A range accrual, or range accrual note, is a type of financial derivative product where the earning, or accrual, of the coupon rate, depends on the value of an index. The index could be an interest rate, currency exchange rate, the price of a commodity or stock index. If the index value falls within a specified range, the coupon accrues or is credited, interest. If the index value falls outside the specified range, the coupon rate does not accumulate.

Other names include for this derivative include accretion bond index range note, corridor bond,  corridor note, range floater, and a fairway bond.

BREAKING DOWN 'Range Accrual'

The investor holding the range accrual security desires the index to stay within a specified range from the range accrual's issuance to its maturity.

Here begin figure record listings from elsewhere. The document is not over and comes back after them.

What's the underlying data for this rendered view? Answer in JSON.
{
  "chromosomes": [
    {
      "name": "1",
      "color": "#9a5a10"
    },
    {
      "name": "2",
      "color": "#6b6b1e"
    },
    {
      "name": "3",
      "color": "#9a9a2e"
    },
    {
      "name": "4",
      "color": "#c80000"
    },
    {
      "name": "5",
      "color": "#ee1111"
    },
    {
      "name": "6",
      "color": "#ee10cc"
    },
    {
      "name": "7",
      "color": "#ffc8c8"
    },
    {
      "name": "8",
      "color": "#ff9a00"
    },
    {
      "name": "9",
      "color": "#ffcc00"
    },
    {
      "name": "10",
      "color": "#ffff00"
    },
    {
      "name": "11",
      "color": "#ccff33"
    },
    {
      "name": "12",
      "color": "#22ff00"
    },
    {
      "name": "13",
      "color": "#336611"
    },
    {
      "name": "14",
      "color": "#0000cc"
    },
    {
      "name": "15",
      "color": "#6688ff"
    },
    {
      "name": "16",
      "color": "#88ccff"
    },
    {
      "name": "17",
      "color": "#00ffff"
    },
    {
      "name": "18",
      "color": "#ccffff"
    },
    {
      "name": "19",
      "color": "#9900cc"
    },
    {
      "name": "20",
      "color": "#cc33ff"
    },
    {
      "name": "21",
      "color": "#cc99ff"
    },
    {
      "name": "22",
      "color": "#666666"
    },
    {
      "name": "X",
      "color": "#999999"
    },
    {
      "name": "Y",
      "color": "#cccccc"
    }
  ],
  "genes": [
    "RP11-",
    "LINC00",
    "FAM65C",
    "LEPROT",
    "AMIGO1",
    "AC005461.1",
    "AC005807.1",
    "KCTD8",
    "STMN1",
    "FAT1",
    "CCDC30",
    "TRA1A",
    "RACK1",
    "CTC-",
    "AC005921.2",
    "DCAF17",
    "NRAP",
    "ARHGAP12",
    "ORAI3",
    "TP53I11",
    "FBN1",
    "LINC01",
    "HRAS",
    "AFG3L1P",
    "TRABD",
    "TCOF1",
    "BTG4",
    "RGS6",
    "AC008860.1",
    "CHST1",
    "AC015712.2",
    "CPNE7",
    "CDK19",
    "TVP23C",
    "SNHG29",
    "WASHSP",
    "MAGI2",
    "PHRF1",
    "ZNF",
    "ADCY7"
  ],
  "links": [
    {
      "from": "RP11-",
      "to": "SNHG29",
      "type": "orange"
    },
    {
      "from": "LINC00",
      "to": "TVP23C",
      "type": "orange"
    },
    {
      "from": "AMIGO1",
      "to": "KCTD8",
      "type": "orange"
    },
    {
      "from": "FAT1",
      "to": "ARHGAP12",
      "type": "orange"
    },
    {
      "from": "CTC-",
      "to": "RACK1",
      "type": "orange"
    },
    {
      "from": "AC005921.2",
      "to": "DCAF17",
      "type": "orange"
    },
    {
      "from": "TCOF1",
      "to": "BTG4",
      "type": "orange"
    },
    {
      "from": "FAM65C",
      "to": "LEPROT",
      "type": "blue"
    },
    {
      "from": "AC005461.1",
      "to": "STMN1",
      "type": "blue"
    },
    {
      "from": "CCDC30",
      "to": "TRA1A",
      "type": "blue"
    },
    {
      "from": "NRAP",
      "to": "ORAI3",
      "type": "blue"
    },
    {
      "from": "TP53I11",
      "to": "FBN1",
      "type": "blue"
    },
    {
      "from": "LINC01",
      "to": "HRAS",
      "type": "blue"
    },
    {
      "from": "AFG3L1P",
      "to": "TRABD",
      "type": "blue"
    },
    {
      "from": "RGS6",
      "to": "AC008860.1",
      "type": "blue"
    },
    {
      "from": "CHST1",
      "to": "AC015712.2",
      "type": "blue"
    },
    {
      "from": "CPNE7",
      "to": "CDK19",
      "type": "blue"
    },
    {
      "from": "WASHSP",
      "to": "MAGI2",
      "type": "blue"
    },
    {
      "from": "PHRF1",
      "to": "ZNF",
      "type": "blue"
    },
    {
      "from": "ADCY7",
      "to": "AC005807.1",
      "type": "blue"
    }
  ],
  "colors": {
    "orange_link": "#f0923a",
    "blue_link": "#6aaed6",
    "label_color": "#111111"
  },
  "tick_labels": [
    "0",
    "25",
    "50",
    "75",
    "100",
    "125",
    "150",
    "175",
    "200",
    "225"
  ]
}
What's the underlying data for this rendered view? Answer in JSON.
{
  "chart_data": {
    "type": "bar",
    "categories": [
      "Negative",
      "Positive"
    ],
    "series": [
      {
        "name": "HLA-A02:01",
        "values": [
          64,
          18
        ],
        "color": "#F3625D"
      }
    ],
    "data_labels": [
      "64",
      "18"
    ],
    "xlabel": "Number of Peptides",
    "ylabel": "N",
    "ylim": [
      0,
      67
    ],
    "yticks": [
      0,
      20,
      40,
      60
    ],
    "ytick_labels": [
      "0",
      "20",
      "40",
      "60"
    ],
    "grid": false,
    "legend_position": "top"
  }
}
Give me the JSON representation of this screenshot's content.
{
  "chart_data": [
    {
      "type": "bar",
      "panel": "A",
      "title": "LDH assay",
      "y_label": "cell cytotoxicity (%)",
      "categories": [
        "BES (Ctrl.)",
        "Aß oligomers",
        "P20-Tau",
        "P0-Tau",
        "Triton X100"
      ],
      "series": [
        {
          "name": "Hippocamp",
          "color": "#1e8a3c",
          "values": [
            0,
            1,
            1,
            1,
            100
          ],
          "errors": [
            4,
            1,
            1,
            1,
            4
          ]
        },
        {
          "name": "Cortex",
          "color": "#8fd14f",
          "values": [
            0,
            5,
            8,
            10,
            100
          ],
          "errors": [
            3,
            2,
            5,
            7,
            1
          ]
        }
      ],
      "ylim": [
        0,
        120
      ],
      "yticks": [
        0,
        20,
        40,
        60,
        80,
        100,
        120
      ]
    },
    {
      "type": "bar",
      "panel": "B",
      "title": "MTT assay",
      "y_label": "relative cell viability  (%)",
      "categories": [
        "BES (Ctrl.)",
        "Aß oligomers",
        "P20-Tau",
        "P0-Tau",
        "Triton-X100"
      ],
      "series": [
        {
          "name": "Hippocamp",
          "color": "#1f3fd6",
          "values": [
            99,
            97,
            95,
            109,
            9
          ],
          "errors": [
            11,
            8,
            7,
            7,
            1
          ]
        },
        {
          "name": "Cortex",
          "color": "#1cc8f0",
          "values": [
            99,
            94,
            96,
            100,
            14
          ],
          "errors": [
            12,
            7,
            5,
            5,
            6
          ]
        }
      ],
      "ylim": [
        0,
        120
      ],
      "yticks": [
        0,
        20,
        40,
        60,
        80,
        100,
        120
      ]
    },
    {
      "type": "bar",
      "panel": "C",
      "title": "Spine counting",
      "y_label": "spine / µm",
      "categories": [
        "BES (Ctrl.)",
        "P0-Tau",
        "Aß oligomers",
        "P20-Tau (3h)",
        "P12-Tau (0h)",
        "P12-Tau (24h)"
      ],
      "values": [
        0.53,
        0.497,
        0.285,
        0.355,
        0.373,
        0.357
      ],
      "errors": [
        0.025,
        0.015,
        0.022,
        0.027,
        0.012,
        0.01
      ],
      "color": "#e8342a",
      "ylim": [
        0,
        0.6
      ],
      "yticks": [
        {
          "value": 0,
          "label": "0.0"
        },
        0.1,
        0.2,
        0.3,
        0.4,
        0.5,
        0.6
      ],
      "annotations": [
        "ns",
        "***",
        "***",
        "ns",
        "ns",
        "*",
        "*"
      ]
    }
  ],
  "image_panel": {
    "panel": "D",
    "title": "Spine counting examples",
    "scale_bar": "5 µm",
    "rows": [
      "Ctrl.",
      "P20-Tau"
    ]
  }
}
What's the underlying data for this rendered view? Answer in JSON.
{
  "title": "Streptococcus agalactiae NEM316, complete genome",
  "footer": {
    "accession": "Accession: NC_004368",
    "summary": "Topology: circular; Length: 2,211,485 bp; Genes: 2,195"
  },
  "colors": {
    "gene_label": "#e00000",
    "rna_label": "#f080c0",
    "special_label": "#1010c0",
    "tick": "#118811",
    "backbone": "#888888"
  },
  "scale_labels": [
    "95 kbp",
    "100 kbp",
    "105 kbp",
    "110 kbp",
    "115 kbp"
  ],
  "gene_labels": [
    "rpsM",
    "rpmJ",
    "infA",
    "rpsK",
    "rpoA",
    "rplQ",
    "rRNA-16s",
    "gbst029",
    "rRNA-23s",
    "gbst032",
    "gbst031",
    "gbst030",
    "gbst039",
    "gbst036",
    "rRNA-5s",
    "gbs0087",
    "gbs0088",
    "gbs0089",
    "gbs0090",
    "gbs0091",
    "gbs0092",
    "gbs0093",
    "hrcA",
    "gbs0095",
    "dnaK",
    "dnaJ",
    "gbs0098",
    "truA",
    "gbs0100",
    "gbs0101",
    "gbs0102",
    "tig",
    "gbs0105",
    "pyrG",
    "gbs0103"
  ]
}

This strategy is a bet on stability or low volatility in the index market, as well as an investment in the note. Because, the cash flow is not guaranteed, the stated coupon rate is often higher. For investors believing the index market will not move as fast as, perhaps a yield curve, futures contango or geopolitical news might imply, it is a way to enhance the yield.

Because it has a fixed coupon rate, a range accrual qualifies as fixed-income security, but realistically in name only. Another name for the coupon is a conditional coupon since its yield payment depends on another event or condition. The payment calculation timeframe is usually daily. Since actual interest payments can be zero for any given return calculation period, real income is not necessarily fixed. 

No official market exists for range accrual notes trading or valuation. Valuations become even trickier with range accruals which include call features and dual range accruals. A dual range accrual is one which uses two indexes, for example, based on an exchange rate and interest rate.

Calculating a Range Accrual

Range accrual notes start with the same calculations used on any fixed-income security, matched with the payment period. Payment periods may be monthly, semi-annually or annually. The inclusion a "yes or no" type of modifier is the main difference between the securities.

Let's say the investor holds a 3% coupon, one-year note with a monthly payout in January. The index base for the security is the price of crude oil trading in New York, with a range between $60.00 and 61.00 per barrel. Further, assume that crude oil traded in that price range for 15 of the 31 days of the month.

  • 3.00% * 15/31 * 1/12 = 0.121%

The interest payment made on February 1 would be 1.45% times the principal value divided by 12.

Repeat the calculation for all other months.

For February, payable on March 1, with the index within range for 20 days, it would be as follows:

  • 3.00% * 20/28 * 1/12 = 0.179%

Annualized monthly payments range from 0 to a maximum of 3.00%.